PySpark with Databricks CSV parsing library

You will need to get the JAR file containing the CSV parsing library: https://github.com/databricks/spark-csv

When you submit the spark job, pass in the package:

$SPARK_HOME/bin/spark-submit --master yarn-client --packages com.databricks:spark-csv_2.11:1.4.0 my_python_script.py

#!/usr/bin/env python
# -*- coding: utf-8 -*-

import sys
import os
from pyspark.sql import *
from pyspark import SparkConf, SparkContext, SQLContext
from pyspark.sql.types import *


conf = (SparkConf()
         .setAppName("parse_weblogs_spark")
         .set("spark.dynamicAllocation.enabled", "false")
         .set("spark.sql.parquet.compression.codec", "uncompressed")
         .set("spark.shuffle.compress", "true")
         .set("spark.io.compression.codec", "snappy")
         .set("spark.executor.instances", "60")
         .set("spark.executor.cores", 10)
         .set("spark.executor.memory", "20g"))
sc = SparkContext(conf = conf)

sqlContext = HiveContext(sc)

customSchema = StructType([ \
    StructField("event_date", StringType(), True), \
    StructField("event_time", StringType(), True), \
    StructField("cs_ip", StringType(), True), \
    StructField("cs_method", StringType(), True), \
    StructField("cs_uri", StringType(), True), \
    StructField("sc_status", IntegerType(), True), \
    StructField("sc_bytes", IntegerType(), True), \
    StructField("time_taken", StringType(), True), \
    StructField("cs_referer", StringType(), True), \
    StructField("cs_useragent", StringType(), True), \
    StructField("cs_cookie", StringType(), True)])


df = sqlContext.read \
    .format('com.databricks.spark.csv') \
    .options(header='false', delimiter='\t') \
    .load('/data/weblogs/*.dat', schema = customSchema)

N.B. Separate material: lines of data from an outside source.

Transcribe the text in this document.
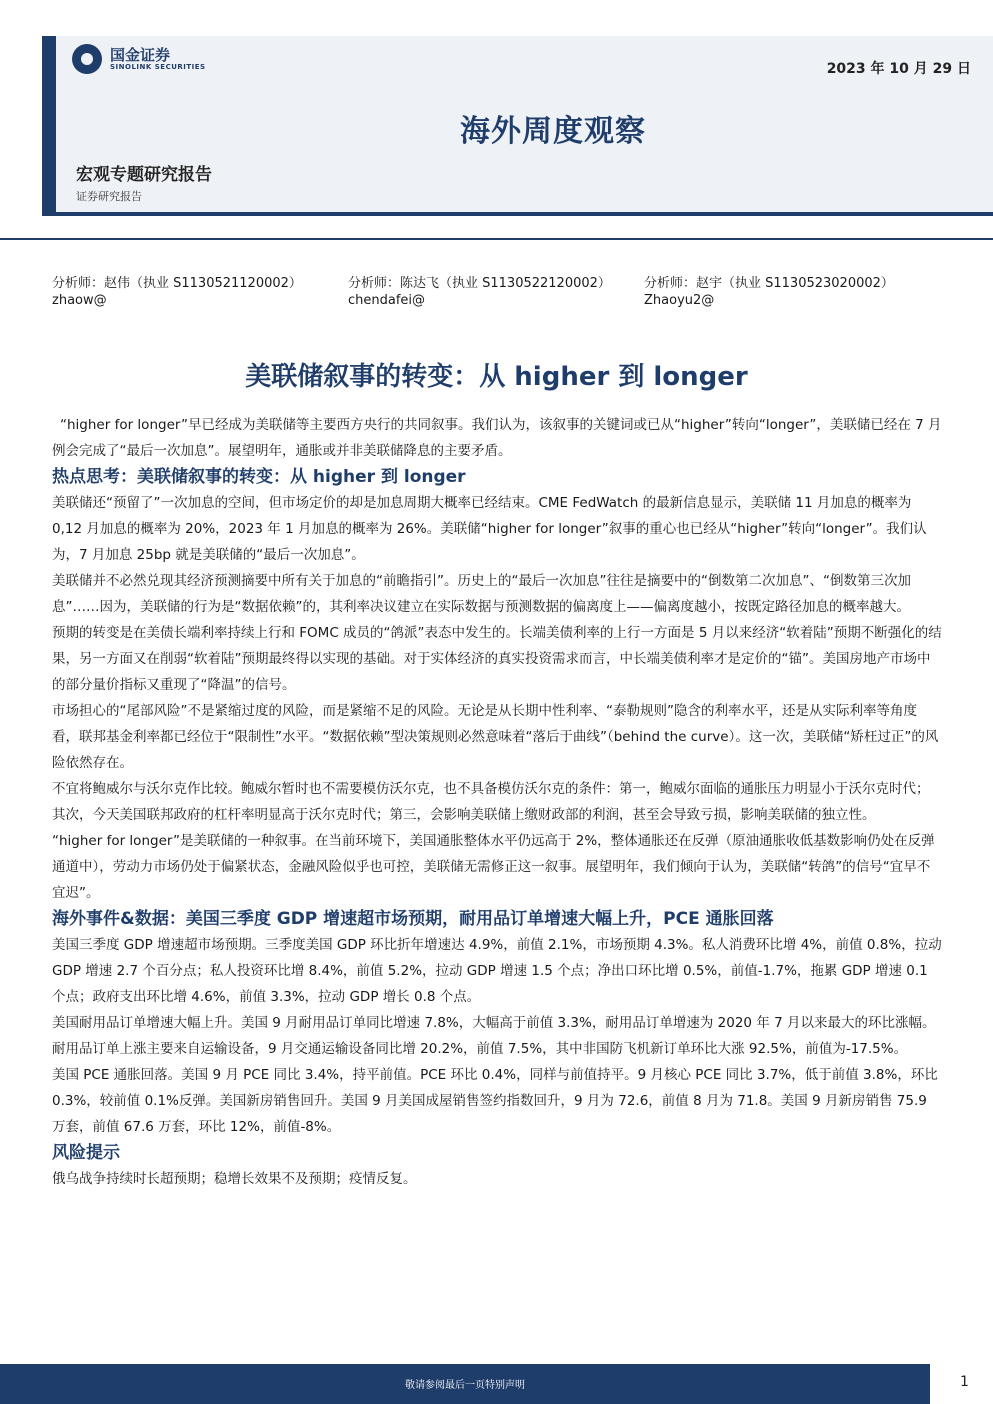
国金证券
SINOLINK SECURITIES	2023 年 10 月 29 日
海外周度观察
宏观专题研究报告
证券研究报告
分析师：赵伟（执业 S1130521120002）
zhaow@
分析师：陈达飞（执业 S1130522120002）
chendafei@
分析师：赵宇（执业 S1130523020002）
Zhaoyu2@
美联储叙事的转变：从 higher 到 longer

“higher for longer”早已经成为美联储等主要西方央行的共同叙事。我们认为，该叙事的关键词或已从“higher”转向“longer”，美联储已经在 7 月例会完成了“最后一次加息”。展望明年，通胀或并非美联储降息的主要矛盾。

热点思考：美联储叙事的转变：从 higher 到 longer

美联储还“预留了”一次加息的空间，但市场定价的却是加息周期大概率已经结束。CME FedWatch 的最新信息显示，美联储 11 月加息的概率为 0,12 月加息的概率为 20%，2023 年 1 月加息的概率为 26%。美联储“higher for longer”叙事的重心也已经从“higher”转向“longer”。我们认为，7 月加息 25bp 就是美联储的“最后一次加息”。

美联储并不必然兑现其经济预测摘要中所有关于加息的“前瞻指引”。历史上的“最后一次加息”往往是摘要中的“倒数第二次加息”、“倒数第三次加息”……因为，美联储的行为是“数据依赖”的，其利率决议建立在实际数据与预测数据的偏离度上——偏离度越小，按既定路径加息的概率越大。

预期的转变是在美债长端利率持续上行和 FOMC 成员的“鸽派”表态中发生的。长端美债利率的上行一方面是 5 月以来经济“软着陆”预期不断强化的结果，另一方面又在削弱“软着陆”预期最终得以实现的基础。对于实体经济的真实投资需求而言，中长端美债利率才是定价的“锚”。美国房地产市场中的部分量价指标又重现了“降温”的信号。

市场担心的“尾部风险”不是紧缩过度的风险，而是紧缩不足的风险。无论是从长期中性利率、“泰勒规则”隐含的利率水平，还是从实际利率等角度看，联邦基金利率都已经位于“限制性”水平。“数据依赖”型决策规则必然意味着“落后于曲线”（behind the curve）。这一次，美联储“矫枉过正”的风险依然存在。

不宜将鲍威尔与沃尔克作比较。鲍威尔暂时也不需要模仿沃尔克，也不具备模仿沃尔克的条件：第一，鲍威尔面临的通胀压力明显小于沃尔克时代；其次，今天美国联邦政府的杠杆率明显高于沃尔克时代；第三，会影响美联储上缴财政部的利润，甚至会导致亏损，影响美联储的独立性。

“higher for longer”是美联储的一种叙事。在当前环境下，美国通胀整体水平仍远高于 2%，整体通胀还在反弹（原油通胀收低基数影响仍处在反弹通道中），劳动力市场仍处于偏紧状态，金融风险似乎也可控，美联储无需修正这一叙事。展望明年，我们倾向于认为，美联储“转鸽”的信号“宜早不宜迟”。

海外事件&数据：美国三季度 GDP 增速超市场预期，耐用品订单增速大幅上升，PCE 通胀回落

美国三季度 GDP 增速超市场预期。三季度美国 GDP 环比折年增速达 4.9%，前值 2.1%，市场预期 4.3%。私人消费环比增 4%，前值 0.8%，拉动 GDP 增速 2.7 个百分点；私人投资环比增 8.4%，前值 5.2%，拉动 GDP 增速 1.5 个点；净出口环比增 0.5%，前值-1.7%，拖累 GDP 增速 0.1 个点；政府支出环比增 4.6%，前值 3.3%，拉动 GDP 增长 0.8 个点。

美国耐用品订单增速大幅上升。美国 9 月耐用品订单同比增速 7.8%，大幅高于前值 3.3%，耐用品订单增速为 2020 年 7 月以来最大的环比涨幅。耐用品订单上涨主要来自运输设备，9 月交通运输设备同比增 20.2%，前值 7.5%，其中非国防飞机新订单环比大涨 92.5%，前值为-17.5%。

美国 PCE 通胀回落。美国 9 月 PCE 同比 3.4%，持平前值。PCE 环比 0.4%，同样与前值持平。9 月核心 PCE 同比 3.7%，低于前值 3.8%，环比 0.3%，较前值 0.1%反弹。美国新房销售回升。美国 9 月美国成屋销售签约指数回升，9 月为 72.6，前值 8 月为 71.8。美国 9 月新房销售 75.9 万套，前值 67.6 万套，环比 12%，前值-8%。

风险提示

俄乌战争持续时长超预期；稳增长效果不及预期；疫情反复。

敬请参阅最后一页特别声明	1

df.saveAsTable("weblogs_parsed_spark")
6,874 Views
Comments
avatar
Super Guru
avatar
Contributor

Thanks for the performance evaluation! Any explanation why Databricks CSV library's performance performs well?

avatar
Super Collaborator

The Databricks CSV library skips using Core Spark. The map function in Pyspark is run through a Python subprocess on each executor. When using Spark SQL with Databricks CSV library, everything goes through the catalyst optimizer and the output is java byte code. Scala/Java is about 40% faster than Python when using core Spark. I would guess that is the reason the 2nd implementation is much faster. The CSV library probably is much more efficient at breaking up the records, probably applying the split partition by partition as opposed to record by record.